The City of Newark is currently in litigation with the Devils over back rent as well as an issue over revenue sharing. Currently, the City of Newark is seeking $3.5 million in back rent from the Devils. The team has been withholding rent over various issues with the facility (including no heat, faulty construction of the building, etc.).
But the recession has also given the City of Newark major financial issues which makes legilators seriously consider the sale of Prudential Center. Until the back rent issue is resolved, they cannot sell the building in order to recover their costs they put into the building of the facility (they believe that a sale might bring in roughly $200 million for Newark for the $375 million facility).
The City of Newark is currently $40 million in the hole and expected to pay out $125 million to bondholders in the next few months. They have already sold multiple government buildings to cut their deficit. The sale of Prudential Center looks more and more attractive to political leaders every single day.
The four-year old facility has been turning a large profit, ranking 24th worldwide in ticket sales — 11th in the US — beating out their previous home The Izod Center (formerly Continental Airlines Arena), according to Pollstar. Venues Today has placed them in 13th place. The figures from Pollstar do not include 75 games played by the New Jersey Devils, New Jersey Nets and Seton Hall. Pollstar also does not include certain events like wrestling and various fighting matches.
Newark’s Prudential Center stands to make a profit for any owner. That is, if they’re willing to hold onto the investment. The City of Newark is looking to recuperate their costs as quickly as possible to fix their major debt issues, rather than letting the investment grow. Thousands of city employees, including firefighters and police officers, have been laid off due to the recession. Newark has become desperate.
The Devils face threats of being completely sold outright, as well as having their arena sold out from underneath them by the Newark Housing Authority. The back rent is the least of Newark’s financial problems.
Throw in the dwindling ticket sales for Devils games due to the horrendous winter they have had, it looks like they could use a fresh new start.
The summer of Kovalchuk was only the beginning of the bad luck the Devils were to face. It’s still ongoing, even though they are 7-1-1 in their last nine games. Just as they have finally turned things around, they are struck with news of Brick City possibly forcing the sale of the team.
Brick City’s involvement was solely to invest in a team that could help turn the City of Newark around. Apparently, the Devils and the new arena have done just that. Who knew that a recession could worsen the City of Newark’s conditions even further? If it wasn’t for the Devils and Prudential Center, things could have been much worse.

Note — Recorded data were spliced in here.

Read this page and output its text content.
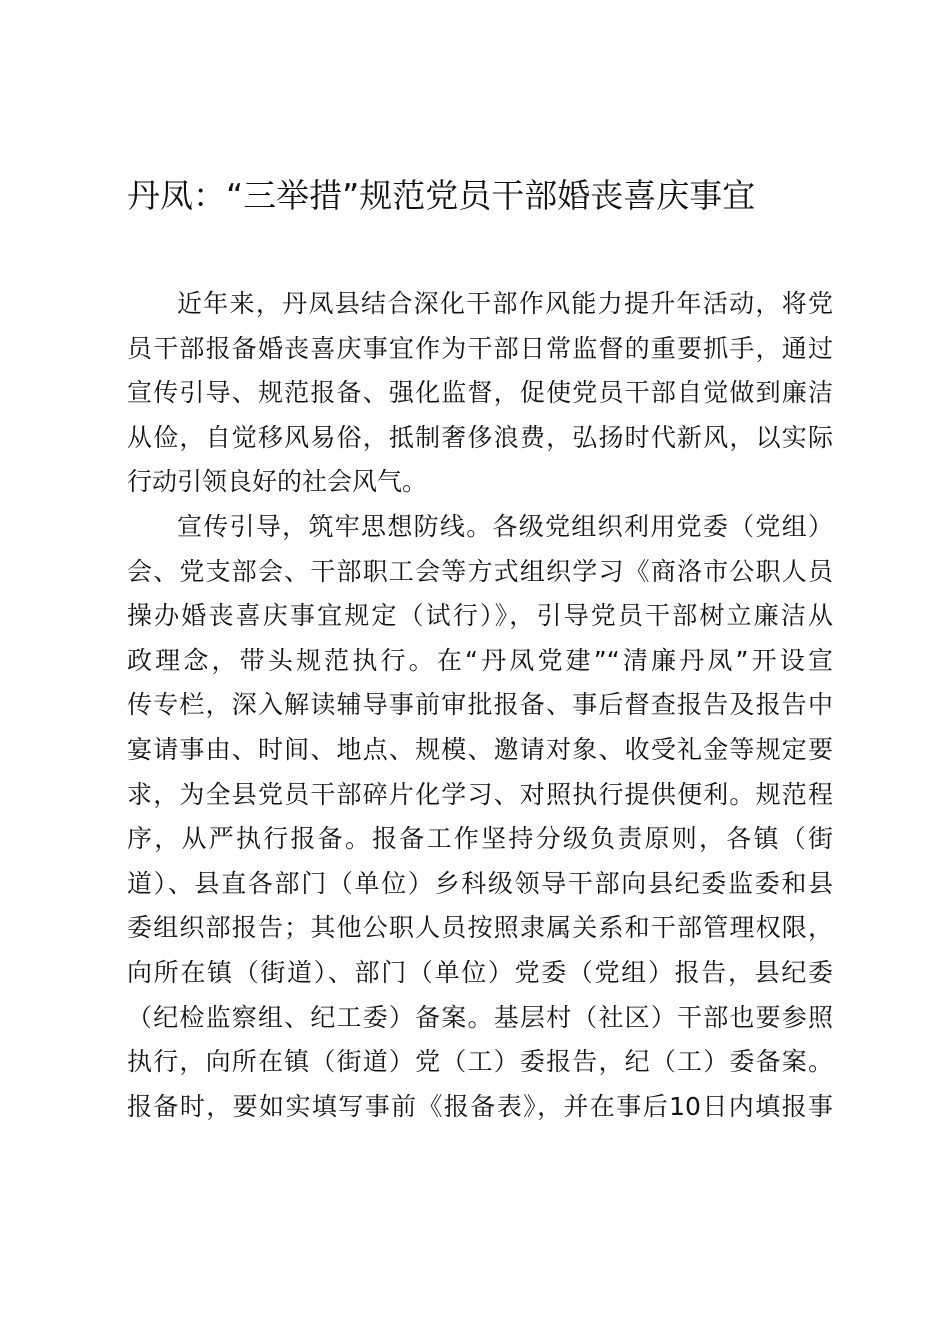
丹凤：“三举措”规范党员干部婚丧喜庆事宜
近年来，丹凤县结合深化干部作风能力提升年活动，将党
员干部报备婚丧喜庆事宜作为干部日常监督的重要抓手，通过
宣传引导、规范报备、强化监督，促使党员干部自觉做到廉洁
从俭，自觉移风易俗，抵制奢侈浪费，弘扬时代新风，以实际
行动引领良好的社会风气。
宣传引导，筑牢思想防线。各级党组织利用党委（党组）
会、党支部会、干部职工会等方式组织学习《商洛市公职人员
操办婚丧喜庆事宜规定（试行）》，引导党员干部树立廉洁从
政理念，带头规范执行。在“丹凤党建”“清廉丹凤”开设宣
传专栏，深入解读辅导事前审批报备、事后督查报告及报告中
宴请事由、时间、地点、规模、邀请对象、收受礼金等规定要
求，为全县党员干部碎片化学习、对照执行提供便利。规范程
序，从严执行报备。报备工作坚持分级负责原则，各镇（街
道）、县直各部门（单位）乡科级领导干部向县纪委监委和县
委组织部报告；其他公职人员按照隶属关系和干部管理权限，
向所在镇（街道）、部门（单位）党委（党组）报告，县纪委
（纪检监察组、纪工委）备案。基层村（社区）干部也要参照
执行，向所在镇（街道）党（工）委报告，纪（工）委备案。
报备时，要如实填写事前《报备表》，并在事后10日内填报事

Both Vanderbeek and the owners from Brick City have been at odds for the last few years. The news of a possible sale has been leading to this moment for some time now.
New Jersey Devils vs. Ottawa Senators, 2-1
Only 7,218 fans made it out to Prudential Center on a night where an ice storm was expected to hit immediately following the game. The Devils offensive power from the blueline all the way to the frontlines barreled down upon Senators goalie Robin Lehner. The rookie faced 33 shots, and only allowed two goals.
Nick Palmieri was the first to best him just 35 seconds into the second period. But the Sens had a huge chance later in the period when Anton Volchenkov headed to the penalty box at 3:17, followed by Dainius Zubrus at 4:59. The two-man advantage finally gave Ottawa their first goal at 5:09 from Alex Kovalev.
Zubrus popped one up over Lehner’s shoulder at 14:17 in the final stanza to give the Devils their 2-1 victory.
Ottawa’s offensive power was lackluster as they only were able to generate 16 shots on goal. In the first two periods, the Devils dominated the puck possession battle as the Senators were only able to generate two shots in the first period, and four in the second.
This marked the Devils seventh win in nine games, but they are still 20 points away from the eighth seed in the Eastern Conference. With 32 games left in the season, the Devils would need to win almost all of their games from here until the end of the year in order to weasel their way into that last and final spot in the East.